Uno studio italiano sulla diagnosi della demenza è stato condotto dalla Fondazione Policlinico universitario Agostino Gemelli Irccs – Università Cattolica con il supporto tecnico dell’Irccs S.Raffaele Pisana.

È tutto italiano lo studio che ha portato alla messa a punto di un test low cost che potrebbe “prevedere” la demenza. La ricerca è stata condotta a Roma alla Fondazione Policlinico universitario Agostino Gemelli Irccs – Università Cattolica, con il supporto tecnico dell’Irccs S.Raffaele Pisana.

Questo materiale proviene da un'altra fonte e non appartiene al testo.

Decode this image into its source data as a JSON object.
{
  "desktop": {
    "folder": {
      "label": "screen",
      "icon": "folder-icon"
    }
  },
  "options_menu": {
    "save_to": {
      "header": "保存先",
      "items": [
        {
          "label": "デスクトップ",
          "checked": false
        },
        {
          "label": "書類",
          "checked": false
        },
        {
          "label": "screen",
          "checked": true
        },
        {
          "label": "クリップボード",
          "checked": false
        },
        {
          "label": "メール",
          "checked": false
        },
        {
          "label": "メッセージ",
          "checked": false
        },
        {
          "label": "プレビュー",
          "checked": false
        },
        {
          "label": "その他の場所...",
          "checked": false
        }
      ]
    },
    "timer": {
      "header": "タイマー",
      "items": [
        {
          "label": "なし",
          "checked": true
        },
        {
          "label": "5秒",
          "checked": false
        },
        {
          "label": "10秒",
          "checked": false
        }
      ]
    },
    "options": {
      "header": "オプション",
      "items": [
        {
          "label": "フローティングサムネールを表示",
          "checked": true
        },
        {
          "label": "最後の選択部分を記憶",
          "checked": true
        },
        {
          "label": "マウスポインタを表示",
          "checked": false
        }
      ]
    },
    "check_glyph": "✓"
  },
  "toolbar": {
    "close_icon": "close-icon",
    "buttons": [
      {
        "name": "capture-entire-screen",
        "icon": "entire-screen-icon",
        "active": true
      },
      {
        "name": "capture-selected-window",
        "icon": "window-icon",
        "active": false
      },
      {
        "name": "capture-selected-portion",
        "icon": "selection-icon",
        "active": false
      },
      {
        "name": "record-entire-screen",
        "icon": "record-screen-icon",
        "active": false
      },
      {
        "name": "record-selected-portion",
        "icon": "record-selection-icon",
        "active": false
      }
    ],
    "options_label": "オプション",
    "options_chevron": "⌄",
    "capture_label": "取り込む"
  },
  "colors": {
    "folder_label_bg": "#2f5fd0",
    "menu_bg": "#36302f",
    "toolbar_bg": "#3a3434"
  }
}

Questa potrebbe presto rendere possibile sapere chi si ammalerà di demenza (e Alzheimer) grazie a un doppio test combinato.

Quest’ultimo è basato su un prelievo di sangue e un elettroencefalogramma (Eeg).

Chi potrà sottoporsi al test           

Il test per la demenza sarà rivolto a tutti coloro che presentano un lieve declino cognitivo e che proprio per questo hanno un rischio 20 volte maggiore di ammalarsi di demenza rispetto ai coetanei sani.

Grazie al test sarà possibile capirà chi svilupperà la malattia. Uno scenario finora impossibile, che adesso potrebbe diventare realtà.

Si tratterebbe inoltre di un test a basso costo e per nulla invasivo.

Lo studio è stato pubblicato su ‘Annals of Neurology‘. A coordinarlo, è stato Paolo Maria Rossini, direttore dell’Area di neuroscienze della Fondazione Gemelli e ordinario di Neurologia alla Cattolica.

Secondo Rossini, “grazie a questo studio conoscere chi si ammalerà di demenza tra i soggetti a rischio sarà semplice e rapido perché basteranno un Eeg eseguito in modo routinario, ma analizzato con metodi estremamente sofisticati, e un prelievo”.

Un test che ad oggi manca nella pratica clinica e che potrebbe costituire una vera svolta.

Anche perché, affermano gli studiosi, finora ha dimostrato un’accuratezza elevata: fino al 92%.

Come funziona

Il tutto si svolge grazie a un’analisi del sangue e a un esame del cervello.

Il prelievo di sangue serve per la ricerca di una mutazione legata al rischio di Alzheimer, sul gene Apoe. Mentre i segnali registrati con l’Eeg sono interpretati con un’analisi matematica che consente di capire come sono connesse tra loro le diverse aree del cervello.

Grazie al test, conoscendo in anticipo grazie se la persona si ammalerà o meno, il paziente potrà essere inquadrato in un percorso terapeutico con farmaci già disponibili e più efficaci. Inoltre, potrà essere spronato a modificare i propri stili di vita in modo da ridurre il rischio di demenza o di ritardare la progressione della malattia.

“Il test è utilizzabile da subito nella pratica clinica – assicura Rossini – ma è previsto un suo collaudo all’interno di un progetto di ricerca comparativa denominato Interceptor, di recente finanziato da Aifa e ministero della Salute”.

Alla importante ricerca hanno collaborato Fabrizio Vecchio, del San Raffaele Pisana di Roma; Camillo Marra, responsabile della Clinica della memoria della Fondazione Gemelli; Francesca Miraglia, bioingegnere al Policlinico Gemelli; Danilo Tiziano, della Genetica medica della Fondazione Gemelli, e Patrizio Pasqualetti, responsabile bio-statistico e direttore scientifico dell’associazione Fatebenefratelli per la ricerca (Afar).